En Clotsy, tienda de ropa sostenible, creemos que la moda empieza mucho antes de que una prenda llegue a tu armario. Por eso, apostamos por prendas duraderas, versátiles y atemporales, diseñadas para acompañarte durante más tiempo y reducir las compras impulsivas asociadas a la moda rápida.

Nuestro enfoque se basa en elegir mejor, comprar menos y cuidar más. Priorizamos materiales responsables, diseños funcionales y colecciones conscientes que puedan adaptarse a distintas temporadas, estilos y momentos de tu vida, alargando así la vida de cada pieza.

Echa un vistazo a nuestras colecciones: ropa deportiva sostenible, ropa interior sostenible, calzado barefoot, bikinis sostenibles, vaqueros sostenibles, pantalones algodón orgánico y más que puedes descubrir en nuestra web.
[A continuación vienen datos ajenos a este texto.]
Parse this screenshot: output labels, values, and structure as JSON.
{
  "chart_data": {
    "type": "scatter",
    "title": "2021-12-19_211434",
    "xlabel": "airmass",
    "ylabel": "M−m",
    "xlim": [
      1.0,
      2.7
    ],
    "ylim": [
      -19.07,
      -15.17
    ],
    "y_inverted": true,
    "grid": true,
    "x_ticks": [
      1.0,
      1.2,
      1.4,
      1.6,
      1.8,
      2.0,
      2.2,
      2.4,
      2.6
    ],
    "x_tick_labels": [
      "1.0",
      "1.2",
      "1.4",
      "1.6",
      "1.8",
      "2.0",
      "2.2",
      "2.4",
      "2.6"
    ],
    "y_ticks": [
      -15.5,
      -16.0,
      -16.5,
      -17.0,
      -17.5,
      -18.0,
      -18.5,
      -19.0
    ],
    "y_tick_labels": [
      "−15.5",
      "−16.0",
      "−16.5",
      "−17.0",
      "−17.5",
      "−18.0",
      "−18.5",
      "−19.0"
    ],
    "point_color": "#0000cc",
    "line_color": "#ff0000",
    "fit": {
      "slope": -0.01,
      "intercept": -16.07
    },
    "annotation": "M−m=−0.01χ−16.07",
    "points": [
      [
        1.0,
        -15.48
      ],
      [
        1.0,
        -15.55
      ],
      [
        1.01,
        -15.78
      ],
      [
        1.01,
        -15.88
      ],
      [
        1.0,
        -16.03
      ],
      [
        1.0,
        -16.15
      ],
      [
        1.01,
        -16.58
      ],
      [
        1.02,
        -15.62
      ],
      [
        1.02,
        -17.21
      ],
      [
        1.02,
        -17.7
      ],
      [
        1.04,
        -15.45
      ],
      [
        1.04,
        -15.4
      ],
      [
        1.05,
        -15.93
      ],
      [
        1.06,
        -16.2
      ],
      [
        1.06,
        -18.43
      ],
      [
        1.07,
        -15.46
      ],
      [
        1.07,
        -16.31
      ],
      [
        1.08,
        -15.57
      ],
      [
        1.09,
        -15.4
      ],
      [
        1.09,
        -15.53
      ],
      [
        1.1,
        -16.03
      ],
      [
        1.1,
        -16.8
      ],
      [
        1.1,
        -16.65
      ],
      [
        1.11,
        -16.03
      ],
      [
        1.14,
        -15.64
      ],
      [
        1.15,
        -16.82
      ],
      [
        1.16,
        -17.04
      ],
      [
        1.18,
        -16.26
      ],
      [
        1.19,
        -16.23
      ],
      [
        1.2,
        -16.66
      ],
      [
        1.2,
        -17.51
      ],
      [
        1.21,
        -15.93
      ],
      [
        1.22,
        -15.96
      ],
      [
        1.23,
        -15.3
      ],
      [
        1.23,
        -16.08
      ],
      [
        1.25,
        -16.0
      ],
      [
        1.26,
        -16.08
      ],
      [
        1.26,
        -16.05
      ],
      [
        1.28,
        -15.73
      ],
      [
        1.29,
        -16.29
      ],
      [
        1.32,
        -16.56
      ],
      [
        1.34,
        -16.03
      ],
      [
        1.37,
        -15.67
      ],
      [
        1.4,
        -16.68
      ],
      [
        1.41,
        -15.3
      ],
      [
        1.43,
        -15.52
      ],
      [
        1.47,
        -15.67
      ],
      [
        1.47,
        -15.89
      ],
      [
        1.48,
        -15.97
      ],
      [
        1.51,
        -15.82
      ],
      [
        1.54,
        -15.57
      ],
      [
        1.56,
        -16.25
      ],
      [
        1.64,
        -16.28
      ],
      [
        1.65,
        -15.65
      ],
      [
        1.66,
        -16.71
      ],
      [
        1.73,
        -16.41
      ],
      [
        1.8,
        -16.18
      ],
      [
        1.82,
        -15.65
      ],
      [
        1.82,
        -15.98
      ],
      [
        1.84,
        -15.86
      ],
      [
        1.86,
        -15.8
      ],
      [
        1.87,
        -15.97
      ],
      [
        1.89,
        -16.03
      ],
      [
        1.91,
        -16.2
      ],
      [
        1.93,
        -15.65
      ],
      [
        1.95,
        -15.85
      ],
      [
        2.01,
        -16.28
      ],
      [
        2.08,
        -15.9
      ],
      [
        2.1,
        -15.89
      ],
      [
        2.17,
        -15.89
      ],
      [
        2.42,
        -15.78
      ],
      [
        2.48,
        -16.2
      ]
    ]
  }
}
Queremos formar parte de un futuro textil más responsable, donde cada decisión de compra tenga sentido y cada artículo pueda aprovecharse al máximo. Te invitamos a descubrir las propuestas de Clotsy Brand y sumarte a una forma de vestir más auténtica, práctica y alineada con el planeta.

 

Conclusión

La moda circular no es una tendencia pasajera ni un nicho para minorías concienciadas: es una transformación necesaria y urgente de una de las industrias más impactantes del planeta. Este cambio ya no es solo una propuesta teórica; está respaldado por regulaciones europeas concretas, tecnologías emergentes, un mercado de segunda mano en expansión y consumidores cada vez más informados y exigentes.

Adoptar este modelo no requiere cambiar todo de golpe. Comienza por revisar tu armario, reparar lo que se puede arreglar, dar una segunda vida a lo que ya no usas y elegir con más criterio cuándo y qué compras. Cada pequeña decisión suma, y la suma de millones de decisiones individuales es lo que, junto a los cambios estructurales del sector, puede transformar de verdad la forma en que la ropa se produce, se utiliza y se recupera.

El futuro del textil no es lineal. Es circular.